Note: You only need to run this once, or whenever you substantially update your documentation files.
search_docs(query, n_results?, category?, filename?)
Performs the hybrid search across your indexed docs. Your AI agent can use this tool to ask questions and optionally filter down the search space.
rag_status()
Returns current index statistics, including file count, chunk count, and categories loaded in memory.
🏷️ Auto-Categorization
The server automatically derives a category for every indexed file without any hardcoded rules. It uses a three-priority system:
Priority 1: YAML Frontmatter (Explicit override)
Add a category: key to the top of any .md file to force a specific category:
---
category: architecture
---
# System Design
Priority 2: H1 Heading (Automatic, zero-effort)
If there is no frontmatter, the server reads your file's first # Title heading and uses that as the category. Since every document already has a title, categorization is completely automatic with no folders or config needed.
# Game Audio Design Document → category: game audio design document
# API Endpoints Reference → category: api endpoints reference
Priority 3: Filename (Ultimate fallback)
If there's no H1 heading either, the filename stem is used as the category.
system_overview.md → category: system overview
Want a fixed folder instead of scanning the whole project? Set
RAG_DOCS_PATHin your MCP configenvor directly modify theDOCS_PATHdefault inserver.py.
❓ FAQ
Q: Does this send my documentation data anywhere?
A: No. Everything runs 100% locally on your machine. The embedding and reranking models are downloaded from HuggingFace once during installation. After that, the server can run entirely offline. There are no API keys required and zero usage costs.
Q: Do I need a dedicated GPU to run this?
A: No. The server uses highly optimized, small-parameter NLP models (the MiniLM family). They are specifically designed for fast CPU inference, meaning searches run in milliseconds on standard processors without requiring a heavy GPU.
Q: How do I update the index when my documents change?
A: Simply ask your AI agent to call the index_documents() tool again. It will automatically clear the old collection and re-index all current .md files.

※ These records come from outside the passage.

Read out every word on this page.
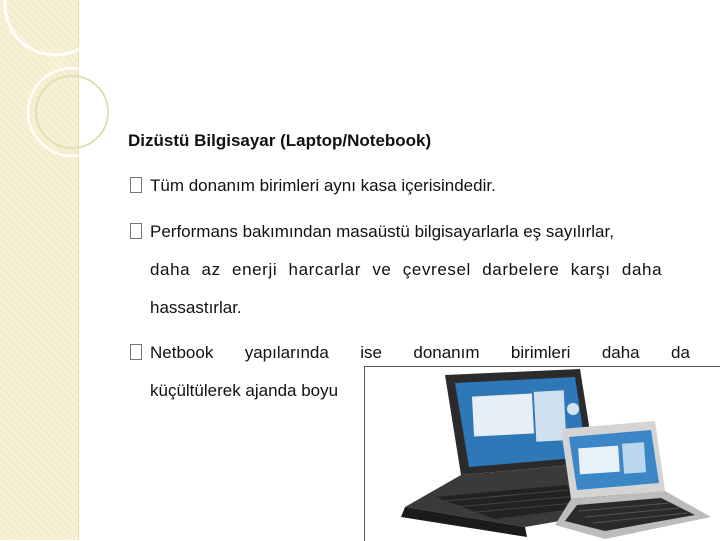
Dizüstü Bilgisayar (Laptop/Notebook)
Tüm donanım birimleri aynı kasa içerisindedir.
Performans bakımından masaüstü bilgisayarlarla eş sayılırlar,
daha az enerji harcarlar ve çevresel darbelere karşı daha
hassastırlar.
Netbook yapılarında ise donanım birimleri daha da
küçültülerek ajanda boyu
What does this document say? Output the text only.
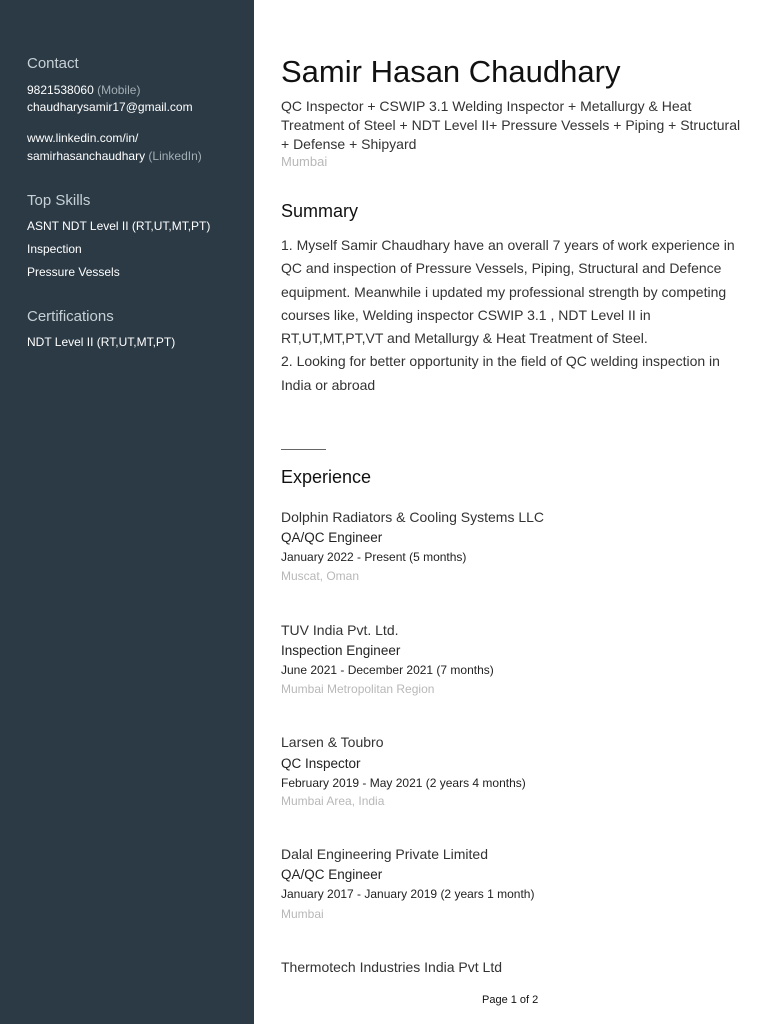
Contact
9821538060 (Mobile)
chaudharysamir17@gmail.com
www.linkedin.com/in/
samirhasanchaudhary (LinkedIn)
Top Skills
ASNT NDT Level II (RT,UT,MT,PT)
Inspection
Pressure Vessels
Certifications
NDT Level II (RT,UT,MT,PT)
Samir Hasan Chaudhary
QC Inspector + CSWIP 3.1 Welding Inspector + Metallurgy & Heat Treatment of Steel + NDT Level II+ Pressure Vessels + Piping + Structural + Defense + Shipyard
Mumbai
Summary
1. Myself Samir Chaudhary have an overall 7 years of work experience in QC and inspection of Pressure Vessels, Piping, Structural and Defence equipment. Meanwhile i updated my professional strength by competing courses like, Welding inspector CSWIP 3.1 , NDT Level II in RT,UT,MT,PT,VT and Metallurgy & Heat Treatment of Steel.
2. Looking for better opportunity in the field of QC welding inspection in India or abroad
Experience
Dolphin Radiators & Cooling Systems LLC
QA/QC Engineer
January 2022 - Present (5 months)
Muscat, Oman
TUV India Pvt. Ltd.
Inspection Engineer
June 2021 - December 2021 (7 months)
Mumbai Metropolitan Region
Larsen & Toubro
QC Inspector
February 2019 - May 2021 (2 years 4 months)
Mumbai Area, India
Dalal Engineering Private Limited
QA/QC Engineer
January 2017 - January 2019 (2 years 1 month)
Mumbai
Thermotech Industries India Pvt Ltd
Page 1 of 2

Q: Why does the very first search take a few seconds?
A: The Cross-Encoder reranking model is loaded lazily into RAM on the first query. This is an intentional design choice to save background memory while your IDE is idle. All subsequent searches execute instantly.

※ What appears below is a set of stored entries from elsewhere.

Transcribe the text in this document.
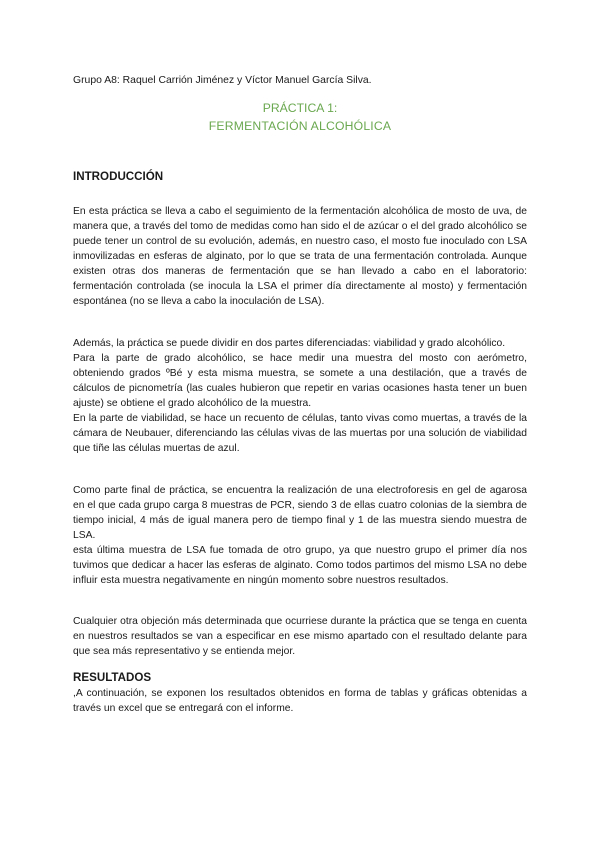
Grupo A8: Raquel Carrión Jiménez y Víctor Manuel García Silva.
PRÁCTICA 1:
FERMENTACIÓN ALCOHÓLICA
INTRODUCCIÓN
En esta práctica se lleva a cabo el seguimiento de la fermentación alcohólica de mosto de uva, de manera que, a través del tomo de medidas como han sido el de azúcar o el del grado alcohólico se puede tener un control de su evolución, además, en nuestro caso, el mosto fue inoculado con LSA inmovilizadas en esferas de alginato, por lo que se trata de una fermentación controlada. Aunque existen otras dos maneras de fermentación que se han llevado a cabo en el laboratorio: fermentación controlada (se inocula la LSA el primer día directamente al mosto) y fermentación espontánea (no se lleva a cabo la inoculación de LSA).
Además, la práctica se puede dividir en dos partes diferenciadas: viabilidad y grado alcohólico.
Para la parte de grado alcohólico, se hace medir una muestra del mosto con aerómetro, obteniendo grados ºBé y esta misma muestra, se somete a una destilación, que a través de cálculos de picnometría (las cuales hubieron que repetir en varias ocasiones hasta tener un buen ajuste) se obtiene el grado alcohólico de la muestra.
En la parte de viabilidad, se hace un recuento de células, tanto vivas como muertas, a través de la cámara de Neubauer, diferenciando las células vivas de las muertas por una solución de viabilidad que tiñe las células muertas de azul.
Como parte final de práctica, se encuentra la realización de una electroforesis en gel de agarosa en el que cada grupo carga 8 muestras de PCR, siendo 3 de ellas cuatro colonias de la siembra de tiempo inicial, 4 más de igual manera pero de tiempo final y 1 de las muestra siendo muestra de LSA.
esta última muestra de LSA fue tomada de otro grupo, ya que nuestro grupo el primer día nos tuvimos que dedicar a hacer las esferas de alginato. Como todos partimos del mismo LSA no debe influir esta muestra negativamente en ningún momento sobre nuestros resultados.
Cualquier otra objeción más determinada que ocurriese durante la práctica que se tenga en cuenta en nuestros resultados se van a especificar en ese mismo apartado con el resultado delante para que sea más representativo y se entienda mejor.
RESULTADOS
,A continuación, se exponen los resultados obtenidos en forma de tablas y gráficas obtenidas a través un excel que se entregará con el informe.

Q: Does it support my language?
A: Yes. The default embedding model (paraphrase-multilingual-MiniLM-L12-v2) natively supports over 50 languages, including English, Russian, Spanish, Chinese, and more. Semantic matching works even if the query and the document are in different languages.
📄 License
Licensed under the Apache License 2.0. See the LICENSE file for more details. Free to use, modify, and distribute for personal and commercial usage.